Upon further review of the grand jury presentation, prompted by this defense application under Santos, I have concluded that there was legally insufficient evidence to support the “intent to conceal” element of money laundering by Rozenberg. There was not a scintilla of direct evidence before the grand jury that Rozenberg knew what Polack and Kucherovsky did with those monies other than to run the clinic, which circumstance negates an intent to conceal. To impute knowledge to Rozenberg of concealment and money laundering by Kucherovsky and/or Po-lack was therefore too speculative and unwarranted.

An additional dubious inference regards the amounts of money involved. As the court’s December 17, 2007 decision shows, 19 of the larceny and insurance fraud counts had to be reduced because of a failure of proof to meet the monetary thresholds. It is true that in that same decision the court implicitly allowed the grand jury to infer that a significant portion of the clinic’s revenues could be considered proceeds subject to money laundering. However, it is one thing to extrapolate from the revenues of the “staged” accident victims and the overtreated patients to reach larger threshold sums; it becomes quite another to do so using “profits.” When the amounts of money are limited to “profits,” and here I refer back to my decision to follow Santos, and the defense has rightly argued that a “profit analysis” was never done in the grand jury, the inference drawn from these calculations to reach the required threshold monetary amounts becomes too speculative and untenable.

To the extent that my present ruling is inconsistent with the court’s earlier rulings on this subject, particularly portions of the court’s decision and order of December 17, 2007, I hereby rescind those rulings and amend the court’s decision and order of December 17, 2007 accordingly.
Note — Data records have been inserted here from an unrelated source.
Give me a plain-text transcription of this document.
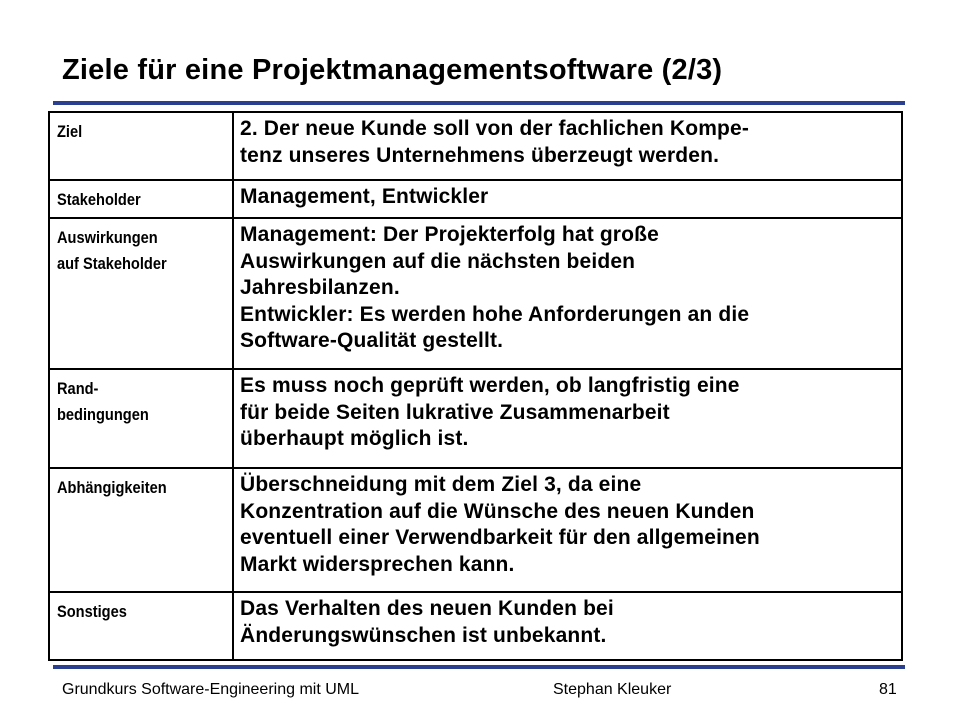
Ziele für eine Projektmanagementsoftware (2/3)
Ziel	2. Der neue Kunde soll von der fachlichen Kompe-
tenz unseres Unternehmens überzeugt werden.
Stakeholder	Management, Entwickler
Auswirkungen
auf Stakeholder	Management: Der Projekterfolg hat große
Auswirkungen auf die nächsten beiden
Jahresbilanzen.
Entwickler: Es werden hohe Anforderungen an die
Software-Qualität gestellt.
Rand-
bedingungen	Es muss noch geprüft werden, ob langfristig eine
für beide Seiten lukrative Zusammenarbeit
überhaupt möglich ist.
Abhängigkeiten	Überschneidung mit dem Ziel 3, da eine
Konzentration auf die Wünsche des neuen Kunden
eventuell einer Verwendbarkeit für den allgemeinen
Markt widersprechen kann.
Sonstiges	Das Verhalten des neuen Kunden bei
Änderungswünschen ist unbekannt.
Grundkurs Software-Engineering mit UML	Stephan Kleuker	81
The new count 44 (originally count 54) remains dismissed and new count 45 (originally count 55) is hereby dismissed, with prejudice. 
      
      . By written decision and order of December 17, 2007 the court dismissed this previous count 54 because the one and only predicate felony for this count, enterprise corruption (Penal Law § 460.20 [1] [a]) was dismissed on the Attorney General’s motion. For the first time after that decision, on July 16, 2008, the Attorney General moved orally for that count to be restored and reduced to money laundering in the second degree on the ground that only this count included Mighty Management, L.L.C., as distinguished from the different management company charged in count 55, Mighty Management Group, Inc. I originally sustained count 55. Despite the delay I would grant the application were I not to dismiss all the money laundering counts.
     
      
      . Contrary to the Attorney General’s argument, nothing in the Santos opinion suggests that the holding would be limited to the “promotion” subdivision of the statute and not apply to the “concealment” subdivision (18 USC § 1956 [a] [1] [B] [i]).
     
      
      . See Donnino, 2008 Supp Practice Commentaries, McKinney’s Cons Laws of NY, Book 39, Penal Law art 470, 2008 Pocket Part, at 192.
     
      
      . The rule of lenity has constitutional due process implications which, while not specifically invoked by the Supreme Court opinions in Santos, further support my ruling. (See United, States v Lanier, 520 US 259, 266 [1997].)
     
      
      . Both these defendants have previously pleaded guilty. Kucherovsky pleaded guilty to money laundering in the third degree (Penal Law § 470.10 [1]) and was sentenced. Polack pleaded guilty to scheme to defraud in the first degree (Penal Law § 190.65 [1] [b]) and insurance fraud in the third degree (Penal Law § 176.20) and is awaiting sentence.